The neural circuits and cell types supporting memory processes in the MTL areas have only recently been delineated using experimental approaches such as optogenetics, juxtacellular recordings and optical imaging. Principal (excitatory) cells are crucial for encoding, storing and retrieving memories at the cellular level, whereas inhibitory interneurons provide the temporal structures for orchestrating the activities of neuronal populations of principal cells by regulating synaptic integration and timing of action potential generation of principal cells as well as the generation and maintenance of network oscillations (rhythms). In addition, neuromodulators such as acetylcholine alter dynamical properties of neurons and synapses, and modulate oscillatory state and rules of synaptic plasticity and their levels might tune MTL to specific memory processes.

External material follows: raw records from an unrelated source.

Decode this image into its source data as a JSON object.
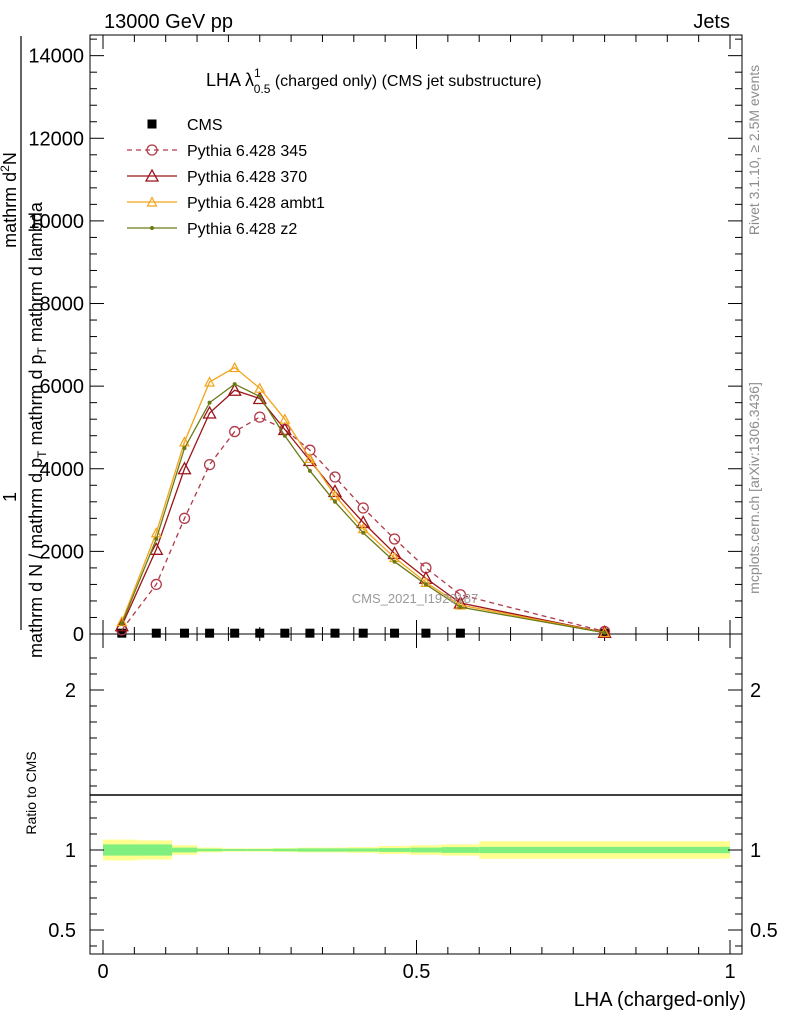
{
  "header": {
    "left": "13000 GeV pp",
    "right": "Jets"
  },
  "side_text": {
    "rivet": "Rivet 3.1.10, ≥ 2.5M events",
    "site": "mcplots.cern.ch [arXiv:1306.3436]"
  },
  "watermark": "CMS_2021_I1920187",
  "chart_data": {
    "type": "line",
    "title": {
      "main": "LHA λ",
      "sup": "1",
      "sub": "0.5",
      "rest": " (charged only) (CMS jet substructure)"
    },
    "xlabel": "LHA (charged-only)",
    "ylabel_main": [
      "1",
      "mathrm d N / mathrm d p",
      "T",
      "mathrm d p",
      "T",
      "mathrm d lambda",
      "mathrm d",
      "2",
      "N"
    ],
    "ylabel_ratio": "Ratio to CMS",
    "xlim": [
      0,
      1
    ],
    "ylim_main": [
      0,
      14500
    ],
    "ylim_ratio": [
      0.35,
      2.35
    ],
    "x_ticks": [
      "0",
      "0.5",
      "1"
    ],
    "y_ticks_main": [
      "0",
      "2000",
      "4000",
      "6000",
      "8000",
      "10000",
      "12000",
      "14000"
    ],
    "y_ticks_ratio": [
      "0.5",
      "1",
      "2"
    ],
    "legend_position": "top-left",
    "series": [
      {
        "name": "CMS",
        "color": "#000000",
        "marker": "square",
        "x": [
          0.03,
          0.085,
          0.13,
          0.17,
          0.21,
          0.25,
          0.29,
          0.33,
          0.37,
          0.415,
          0.465,
          0.515,
          0.57,
          0.8
        ],
        "y": [
          20,
          20,
          20,
          20,
          20,
          20,
          20,
          20,
          20,
          20,
          20,
          20,
          20,
          20
        ]
      },
      {
        "name": "Pythia 6.428 345",
        "color": "#b03a48",
        "marker": "open-circle",
        "dashed": true,
        "x": [
          0.03,
          0.085,
          0.13,
          0.17,
          0.21,
          0.25,
          0.29,
          0.33,
          0.37,
          0.415,
          0.465,
          0.515,
          0.57,
          0.8
        ],
        "y": [
          100,
          1200,
          2800,
          4100,
          4900,
          5250,
          4950,
          4450,
          3800,
          3050,
          2300,
          1600,
          950,
          60
        ]
      },
      {
        "name": "Pythia 6.428 370",
        "color": "#9b1418",
        "marker": "open-triangle",
        "x": [
          0.03,
          0.085,
          0.13,
          0.17,
          0.21,
          0.25,
          0.29,
          0.33,
          0.37,
          0.415,
          0.465,
          0.515,
          0.57,
          0.8
        ],
        "y": [
          200,
          2050,
          4000,
          5350,
          5900,
          5700,
          4950,
          4200,
          3450,
          2700,
          1950,
          1350,
          750,
          40
        ]
      },
      {
        "name": "Pythia 6.428 ambt1",
        "color": "#f2a51a",
        "marker": "open-triangle-small",
        "x": [
          0.03,
          0.085,
          0.13,
          0.17,
          0.21,
          0.25,
          0.29,
          0.33,
          0.37,
          0.415,
          0.465,
          0.515,
          0.57,
          0.8
        ],
        "y": [
          300,
          2450,
          4650,
          6100,
          6450,
          5950,
          5200,
          4250,
          3350,
          2550,
          1850,
          1250,
          700,
          35
        ]
      },
      {
        "name": "Pythia 6.428 z2",
        "color": "#6b7a14",
        "marker": "dot",
        "x": [
          0.03,
          0.085,
          0.13,
          0.17,
          0.21,
          0.25,
          0.29,
          0.33,
          0.37,
          0.415,
          0.465,
          0.515,
          0.57,
          0.8
        ],
        "y": [
          250,
          2300,
          4500,
          5600,
          6050,
          5750,
          4800,
          3950,
          3200,
          2450,
          1750,
          1200,
          650,
          30
        ]
      }
    ],
    "ratio_band": {
      "x_edges": [
        0,
        0.055,
        0.11,
        0.15,
        0.19,
        0.23,
        0.27,
        0.31,
        0.35,
        0.39,
        0.44,
        0.49,
        0.54,
        0.6,
        1.0
      ],
      "inner_half": [
        0.035,
        0.035,
        0.015,
        0.008,
        0.006,
        0.006,
        0.008,
        0.01,
        0.01,
        0.01,
        0.012,
        0.015,
        0.018,
        0.02
      ],
      "outer_half": [
        0.065,
        0.06,
        0.03,
        0.015,
        0.01,
        0.01,
        0.012,
        0.015,
        0.015,
        0.018,
        0.025,
        0.03,
        0.035,
        0.055
      ],
      "inner_color": "#7ff07f",
      "outer_color": "#ffff90"
    }
  }
}
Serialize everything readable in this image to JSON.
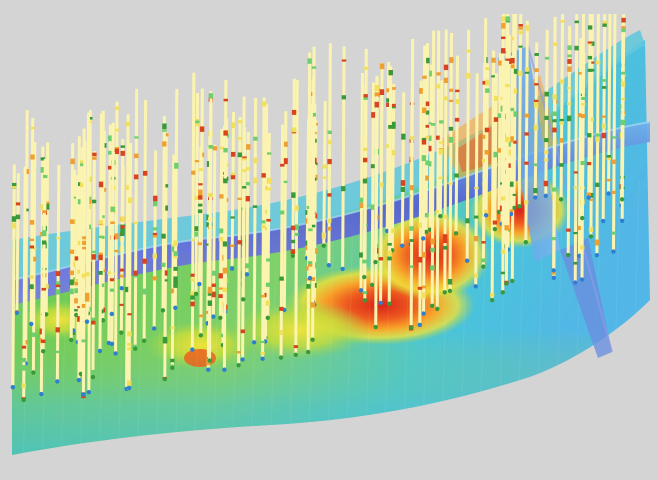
{
  "viewport": {
    "background_color": "#d4d4d4"
  },
  "reservoir_model": {
    "property_colors": [
      "#1e4bd6",
      "#35b7e6",
      "#4ecfb2",
      "#67c94a",
      "#b5d93b",
      "#f0e23a",
      "#f7a52a",
      "#ee5a1e",
      "#d8231a"
    ],
    "horizon_layer_color": "#5a66d6",
    "fault_plane_color": "#5aa8e8",
    "well_log_colors": [
      "#fbf3b0",
      "#f2df5a",
      "#f0a030",
      "#d9441c",
      "#3a9a3a",
      "#6fcf6f"
    ]
  }
}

The goal of the research topic is to offer a snapshot of the current stateof-the-art on how memories are encoded, consolidated, stored and retrieved in MTL structures. Particularly welcome will be studies (experimental or computational) focusing on the structure and function of neural circuits, their cellular components (principal cell and inhibitory interneurons), synaptic plasticity rules involved in these memory processes, network oscillations such as theta and sharp-wave ripples,
and role of neuromodulators.
Possible questions are: (1) Which areas or pathways within the MTL support encoding/consolidation/retrieval? (2) What neural activity defines specific memory processes?
(3) What are the roles of neuromodulators in defining/switching these memory processes? (4) Could the role of synaptic plasticity be different in different memory processes? (5) What functional roles do the various inhibitory interneurons support during the encoding/consolidation/retrieval processes?